3. Don't worry about rotation. Everything always seem to all into place.

And with that, she walked out of my life, or at least, she walked out of my week. And honestly, it was a very reassuring thought to know that despite all the things I'm going through, things will work itself out, and I'll be okay.




"It was so risky and so scary, and yet at the same time, so beautiful. Maybe the truth was, it shouldn’t be easy to be amazing. Then everything would be. It’s the things you fight for and struggle with before earning that have the greatest worth. When something’s difficult to come by, you’ll do that much more make sure it’s even harder, if not impossible, to lose.


Flashing forward, as I am now in week 5 of my 2nd year. I can't believe it has already been a month since I have been in school.
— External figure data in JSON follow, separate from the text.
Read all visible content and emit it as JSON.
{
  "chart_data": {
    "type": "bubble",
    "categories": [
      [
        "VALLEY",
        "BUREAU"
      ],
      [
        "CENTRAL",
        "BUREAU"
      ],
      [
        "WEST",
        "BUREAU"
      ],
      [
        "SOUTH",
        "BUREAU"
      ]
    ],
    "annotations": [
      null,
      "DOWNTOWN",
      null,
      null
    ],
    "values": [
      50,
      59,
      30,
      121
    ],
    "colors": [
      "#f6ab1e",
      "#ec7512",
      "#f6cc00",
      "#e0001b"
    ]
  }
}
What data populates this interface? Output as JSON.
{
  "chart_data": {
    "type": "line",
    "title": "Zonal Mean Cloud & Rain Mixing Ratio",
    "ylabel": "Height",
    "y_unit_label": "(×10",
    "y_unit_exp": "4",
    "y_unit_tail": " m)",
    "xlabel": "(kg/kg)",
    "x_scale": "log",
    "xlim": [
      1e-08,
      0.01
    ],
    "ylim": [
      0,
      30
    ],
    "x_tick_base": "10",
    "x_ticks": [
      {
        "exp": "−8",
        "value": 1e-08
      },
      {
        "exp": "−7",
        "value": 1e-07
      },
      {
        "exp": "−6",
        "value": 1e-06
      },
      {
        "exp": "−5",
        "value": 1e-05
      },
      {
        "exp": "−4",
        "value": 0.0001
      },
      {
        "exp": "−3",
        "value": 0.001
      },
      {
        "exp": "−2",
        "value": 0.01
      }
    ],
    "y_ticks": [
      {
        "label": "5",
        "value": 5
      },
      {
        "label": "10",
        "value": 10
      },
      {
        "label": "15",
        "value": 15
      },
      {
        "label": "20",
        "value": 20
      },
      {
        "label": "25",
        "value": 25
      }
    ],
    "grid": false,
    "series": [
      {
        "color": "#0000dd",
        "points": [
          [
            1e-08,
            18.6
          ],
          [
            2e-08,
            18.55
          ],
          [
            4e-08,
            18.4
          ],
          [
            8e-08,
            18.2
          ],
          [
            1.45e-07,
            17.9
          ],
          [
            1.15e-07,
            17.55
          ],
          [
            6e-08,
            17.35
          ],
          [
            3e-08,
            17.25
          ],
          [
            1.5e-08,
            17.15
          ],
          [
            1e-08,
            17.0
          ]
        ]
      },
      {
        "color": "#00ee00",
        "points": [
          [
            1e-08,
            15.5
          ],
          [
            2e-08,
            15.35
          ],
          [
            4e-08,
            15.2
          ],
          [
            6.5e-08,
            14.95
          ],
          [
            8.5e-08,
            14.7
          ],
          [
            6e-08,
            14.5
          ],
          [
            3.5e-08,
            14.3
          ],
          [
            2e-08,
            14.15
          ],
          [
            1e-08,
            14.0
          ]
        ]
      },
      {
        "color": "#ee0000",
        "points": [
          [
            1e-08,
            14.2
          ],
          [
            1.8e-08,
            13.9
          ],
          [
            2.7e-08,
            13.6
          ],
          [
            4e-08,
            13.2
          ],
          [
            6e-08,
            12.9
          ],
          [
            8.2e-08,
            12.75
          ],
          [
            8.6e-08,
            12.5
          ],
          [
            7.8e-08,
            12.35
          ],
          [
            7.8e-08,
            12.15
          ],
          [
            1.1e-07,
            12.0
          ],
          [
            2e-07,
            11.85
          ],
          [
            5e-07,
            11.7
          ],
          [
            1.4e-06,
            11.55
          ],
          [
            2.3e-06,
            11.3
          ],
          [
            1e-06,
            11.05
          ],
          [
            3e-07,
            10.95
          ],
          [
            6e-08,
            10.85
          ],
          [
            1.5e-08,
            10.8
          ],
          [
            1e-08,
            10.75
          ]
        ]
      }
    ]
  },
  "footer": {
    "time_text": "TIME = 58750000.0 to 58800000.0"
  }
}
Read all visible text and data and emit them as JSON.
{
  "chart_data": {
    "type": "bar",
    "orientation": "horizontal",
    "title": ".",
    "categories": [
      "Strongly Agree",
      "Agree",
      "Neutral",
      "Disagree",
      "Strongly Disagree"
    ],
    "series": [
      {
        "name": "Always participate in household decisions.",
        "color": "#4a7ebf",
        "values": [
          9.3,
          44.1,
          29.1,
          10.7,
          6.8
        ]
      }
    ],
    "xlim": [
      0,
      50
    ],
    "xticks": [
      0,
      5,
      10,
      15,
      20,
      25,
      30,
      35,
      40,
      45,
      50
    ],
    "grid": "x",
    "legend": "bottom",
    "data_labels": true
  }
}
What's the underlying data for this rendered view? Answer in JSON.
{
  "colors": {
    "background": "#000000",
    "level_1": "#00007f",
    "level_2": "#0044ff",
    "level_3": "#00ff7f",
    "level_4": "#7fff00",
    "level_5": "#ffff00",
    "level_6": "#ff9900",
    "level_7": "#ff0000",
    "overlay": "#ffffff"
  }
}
I am around my friends again, and I have found new study methods that works for me. I'm happy that I have discovered it. I have a falling in and a falling out process with the girl I like.  My opinion of her change hourly and there is so many things I am so frustrated with her. Her existence give me a hard time. And I don't know why I deserved to carry so much feeling and emotion for someone who could careless about me. I feel like I am wasting my time just being in her life. Can we please skip this part right here? I don't know what I need to learn before I can overcome this obstacles, and its not that my life have not been difficult enough.

With all these thoughts and negative emotions that consumed me, I feel more and more hatred toward to that girl. Its not even normal. I feel like this is the universe doing because really, I don't think I voluntarily walk into this tragedy.

With so much angrish and distrubed emotions, I am sitting here wonder why. Why do I have to go through this? And I don't know why.. and I don't think I will ever know, and honestly, it doesn't matter why. This girl is here, and this emotion is here and they both sit here with me.

Remembering back to the kind words that the 3rd years have given me, I realized one very important thing.  "Everything always seem to fall into place". And maybe right now, I don't like the situation. I am not doom to my fate. I have trust. I have faith that I will see through this, and be a better and smarter student out of this. I do not wish to engaged into any conflict with anyone. I pray for a time to study and to perform. I pray for support, for love, for kindness. And most importantly of all, I pray for guidance.

And I know, seeing what life have given my parents and me, I know, Everything will fall into place.